Definition swap_XY' (m n : nat) : decorated :=
  <{
    {{ X = m /\ Y = n }}
    Z := X
    {{ X = m /\ Y = n /\ Z = m }};
    X := Y
    {{ X = n /\ Y = n /\ Z = m }};
    Y := Z
    {{ X = n /\ Y = m /\ Z = m }} ->>
    {{ X = n /\ Y = m }}
  }>.

Theorem swap_correct' : forall m n,
  outer_triple_valid (swap' m n).
Proof. verify. Qed.

Using erase_d, we can also prove that the annotated program is equivalent to the original:

Theorem swap_XY_equal : forall m n,
  erase_d (swap_XY' m n) = swap_XY.
Proof. reflexivity. Qed.

Loops are the main challenge. You must choose a loop invariant, which acts like an induction hypothesis:

The invariant must hold before the loop starts
It must remain true after each loop iteration
When the loop terminates, the invariant combined with the negated guard must imply the postcondition

Example: This program computes the integer square root of m. It initializes X to m and Z to 0. The loop maintains the invariant X = m /\ Z * Z <= m. The first conjunct preserves the input value. The second ensures the current Z is not too large. The guard (Z+1)*(Z+1) <= X checks whether the next square still fits. Each iteration increments Z, and the guard ensures Z * Z <= m is reestablished. When the loop terminates, the invariant combined with the negated guard yields the postcondition: Z * Z <= m and m < (Z+1)*(Z+1), meaning Z is the greatest integer whose square does not exceed m.

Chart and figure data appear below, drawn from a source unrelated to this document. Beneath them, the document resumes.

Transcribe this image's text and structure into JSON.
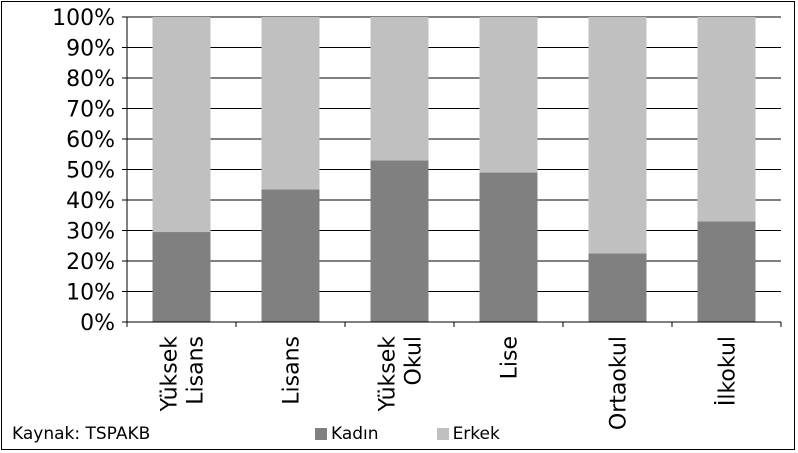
{
  "chart_data": {
    "type": "bar",
    "stacked": true,
    "percent": true,
    "categories": [
      [
        "Yüksek",
        "Lisans"
      ],
      [
        "Lisans"
      ],
      [
        "Yüksek",
        "Okul"
      ],
      [
        "Lise"
      ],
      [
        "Ortaokul"
      ],
      [
        "İlkokul"
      ]
    ],
    "series": [
      {
        "name": "Kadın",
        "color": "#808080",
        "values": [
          29.5,
          43.5,
          53,
          49,
          22.5,
          33
        ]
      },
      {
        "name": "Erkek",
        "color": "#c0c0c0",
        "values": [
          70.5,
          56.5,
          47,
          51,
          77.5,
          67
        ]
      }
    ],
    "y_ticks": [
      "0%",
      "10%",
      "20%",
      "30%",
      "40%",
      "50%",
      "60%",
      "70%",
      "80%",
      "90%",
      "100%"
    ],
    "ylim": [
      0,
      100
    ],
    "grid": true,
    "legend_position": "bottom"
  },
  "source_text": "Kaynak: TSPAKB"
}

Definition sqrt (m: nat) : decorated :=
  <{
    {{ X = m }} ->>
    {{ X = m /\ 0 * 0 <= m }}
      Z := 0
                   {{ X = m /\ Z * Z <= m  }};
      while ((Z+1)*(Z+1) <= X) do
                   {{ X = m /\ Z * Z <= m /\ (Z + 1) * (Z + 1) <= X }} ->>
                   {{ X = m /\ (Z + 1) * (Z + 1) <= X }}
        Z := Z + 1
                   {{ X = m /\ Z * Z <= m }}
      end
    {{ X = m /\ Z * Z <= m /\ ~((Z + 1) * (Z + 1) <= X) }} ->>
    {{ Z * Z <= m /\ m < (Z + 1) * (Z + 1)}}
  }>.

Weakest Precondition

For any command c and postcondition Q, there exists a weakest precondition wp c Q: the most general assertion that guarantees Q after c terminates. Any other valid precondition P must be stronger (i.e., P implies wp c Q).

The weakest precondition can be computed algorithmically by working backward through the program:

Assignment: wp (X := a) Q is Q[X |-> a] (substitute a for X in Q)
Sequence: wp (c1; c2) Q is wp c1 (wp c2 Q)
Conditional: wp (if b then c1 else c2) Q is (b /\ wp c1 Q) \/ (~b /\ wp c2 Q)
Skip: wp skip Q is just Q

For loops, the weakest precondition is more complex and typically requires finding a loop invariant. In practice, we often work with sufficient (but not necessarily weakest) preconditions.

The assignment rule is fundamental: it shows that Hoare logic naturally computes weakest preconditions by substitution when working backward from postconditions.